Sócrates ao PÚBLICO: “As
imputações que me são dirigidas são absurdas, injustas e infundamentadas”
PAULO PENA
26/11/2014 – PÚBLICO
José Sócrates
reage, pela primeira vez desde que foi detido no aeroporto, ao processo em que
o acusam de corrupção, fraude fiscal e branqueamento de capitais. Pede que a
política “fique à margem”, embora não tenha dúvida de que "este caso tem
também contornos políticos”.
Preso
preventivamente desde a noite de segunda-feira, 24, e detido para
interrogatório nos três dias anteriores, José Sócrates, 57 anos, esteve em
silêncio sobre o caso mais mediático do país - o seu - durante cinco longos
dias. Nesta quarta-feira à tarde ditou, de uma cabine telefónica da prisão de
Évora, onde se encontra, uma carta ao seu advogado, João Araújo, para entregar
ao PÚBLICO.
Nela, invocando
"legítima defesa", diz considerar "absurdas, injustas e
infundamentadas" as acusações de corrupção, fraude fiscal e branqueamento
de capitais que a justiça portuguesa lhe dirigiu. Nesse texto, de oito
parágrafos, afirma que "este caso tem também contornos políticos”.
O texto começa
por uma imagem que evoca o “ascetismo” filosófico: “Fora do mundo”, é como José
Sócrates diz estar, há cinco dias. E logo avança para a sua primeira crítica -
ao “crime” que diz estar a ser cometido, contra a Justiça e contra si. Para o
ex-primeiro-ministro, esse crime tem um autor: a acusação, ou seja, o
Ministério Público.
De seguida,
Sócrates garante que, “em legítima defesa”, irá, “conforme for entendendo”,
“desmentir as falsidades lançadas sobre mim e responsabilizar os que as
engendraram”.
E é só no quarto
parágrafo que aborda a questão essencial, e aquela porque aguardavam a maioria
dos que seguem o seu caso. Ainda assim, Sócrates detém-se primeiro nos aspectos
processuais - “A minha detenção para interrogatório foi um abuso e o
espectáculo montado em torno dela uma infâmia” - para só depois falar da
substância das acusações que sobre si recaem: “As imputações que me são
dirigidas são absurdas, injustas e infundamentadas.” A escolha das palavras é
esta. Depois dessa frase, Sócrates queixa-se da “humilhação gratuita” que
sofreu com a decisão do juiz Carlos Alexandre de o colocar em prisão
preventiva, uma medida de coacção que considera ser “injustificada”.
O texto tem,
então, uma passagem quase sarcástica, aquela em que o homem que dirigiu o
Governo durante sete anos, cinco dos quais com maioria absoluta, descobre “uma
lição de vida” sobre o poder. O “verdadeiro poder - de prender e de libertar”.
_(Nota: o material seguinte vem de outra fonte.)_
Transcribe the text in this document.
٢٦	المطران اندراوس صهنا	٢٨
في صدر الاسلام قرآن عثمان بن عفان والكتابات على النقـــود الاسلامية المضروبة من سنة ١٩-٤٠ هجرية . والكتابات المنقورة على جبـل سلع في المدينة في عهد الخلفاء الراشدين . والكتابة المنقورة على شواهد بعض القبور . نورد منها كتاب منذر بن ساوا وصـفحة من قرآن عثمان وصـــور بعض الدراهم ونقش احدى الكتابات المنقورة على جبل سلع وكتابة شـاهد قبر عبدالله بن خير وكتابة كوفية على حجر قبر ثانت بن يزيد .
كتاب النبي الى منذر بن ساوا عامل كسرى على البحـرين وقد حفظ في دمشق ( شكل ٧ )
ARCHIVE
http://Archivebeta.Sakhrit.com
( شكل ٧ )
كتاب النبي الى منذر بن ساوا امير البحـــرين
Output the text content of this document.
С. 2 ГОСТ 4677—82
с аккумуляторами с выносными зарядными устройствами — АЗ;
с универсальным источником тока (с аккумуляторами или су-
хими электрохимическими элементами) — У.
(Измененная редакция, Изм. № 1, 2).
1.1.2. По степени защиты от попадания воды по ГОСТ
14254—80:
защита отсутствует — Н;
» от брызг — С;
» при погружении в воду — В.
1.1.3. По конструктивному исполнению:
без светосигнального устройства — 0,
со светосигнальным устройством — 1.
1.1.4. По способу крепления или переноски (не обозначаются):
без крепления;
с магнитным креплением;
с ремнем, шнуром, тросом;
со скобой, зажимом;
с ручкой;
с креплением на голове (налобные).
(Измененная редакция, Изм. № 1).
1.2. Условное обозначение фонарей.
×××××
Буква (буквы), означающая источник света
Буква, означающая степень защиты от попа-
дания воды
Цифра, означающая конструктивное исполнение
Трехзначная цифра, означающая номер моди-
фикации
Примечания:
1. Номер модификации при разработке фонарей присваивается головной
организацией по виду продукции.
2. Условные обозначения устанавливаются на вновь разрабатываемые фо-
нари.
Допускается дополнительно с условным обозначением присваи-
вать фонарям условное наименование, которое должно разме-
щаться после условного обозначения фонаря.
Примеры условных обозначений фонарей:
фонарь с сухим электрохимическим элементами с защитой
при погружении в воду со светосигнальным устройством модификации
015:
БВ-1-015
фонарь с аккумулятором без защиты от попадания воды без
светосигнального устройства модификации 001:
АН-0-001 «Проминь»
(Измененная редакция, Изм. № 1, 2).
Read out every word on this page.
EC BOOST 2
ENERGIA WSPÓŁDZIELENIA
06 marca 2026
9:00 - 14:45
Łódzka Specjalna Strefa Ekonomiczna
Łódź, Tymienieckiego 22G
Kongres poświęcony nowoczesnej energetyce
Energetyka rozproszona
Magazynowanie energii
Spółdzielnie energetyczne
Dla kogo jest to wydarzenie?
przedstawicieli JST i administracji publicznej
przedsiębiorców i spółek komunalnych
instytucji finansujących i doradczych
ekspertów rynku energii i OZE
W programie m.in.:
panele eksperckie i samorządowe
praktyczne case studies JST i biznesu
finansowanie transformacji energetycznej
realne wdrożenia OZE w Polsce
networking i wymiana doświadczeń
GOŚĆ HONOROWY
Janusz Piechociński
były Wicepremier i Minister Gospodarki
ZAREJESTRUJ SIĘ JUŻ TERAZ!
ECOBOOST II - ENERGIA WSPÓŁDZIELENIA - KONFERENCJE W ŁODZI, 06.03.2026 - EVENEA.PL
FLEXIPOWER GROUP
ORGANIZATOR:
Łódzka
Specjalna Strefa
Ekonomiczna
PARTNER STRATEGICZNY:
Neste texto, e nas circunstâncias que o produziram, é fácil encontrar figuras
de estilo pouco habituais nos discursos políticos. O que dizer da frase,
naturalmente dirigida aos que o prenderam, mas que parece ter uma ressonância
quase pessoal, se lida por muitos dos que o acusavam de ser autoritário? “Não
raro, a prepotência atraiçoa o
prepotente.”
O final da declaração
é guardado para marcar uma fronteira. “Este é um caso da Justiça e é com a
Justiça Democrática que será resolvido.” Porém, Sócrates não deixa de ver aqui
“contornos políticos” - mas não aprofunda o tema. A intenção torna-se clara a
seguir. Sócrates agradece a solidariedade de amigos e camaradas. Mas exige que
a política não se misture no seu caso. “Este processo é comigo e só comigo.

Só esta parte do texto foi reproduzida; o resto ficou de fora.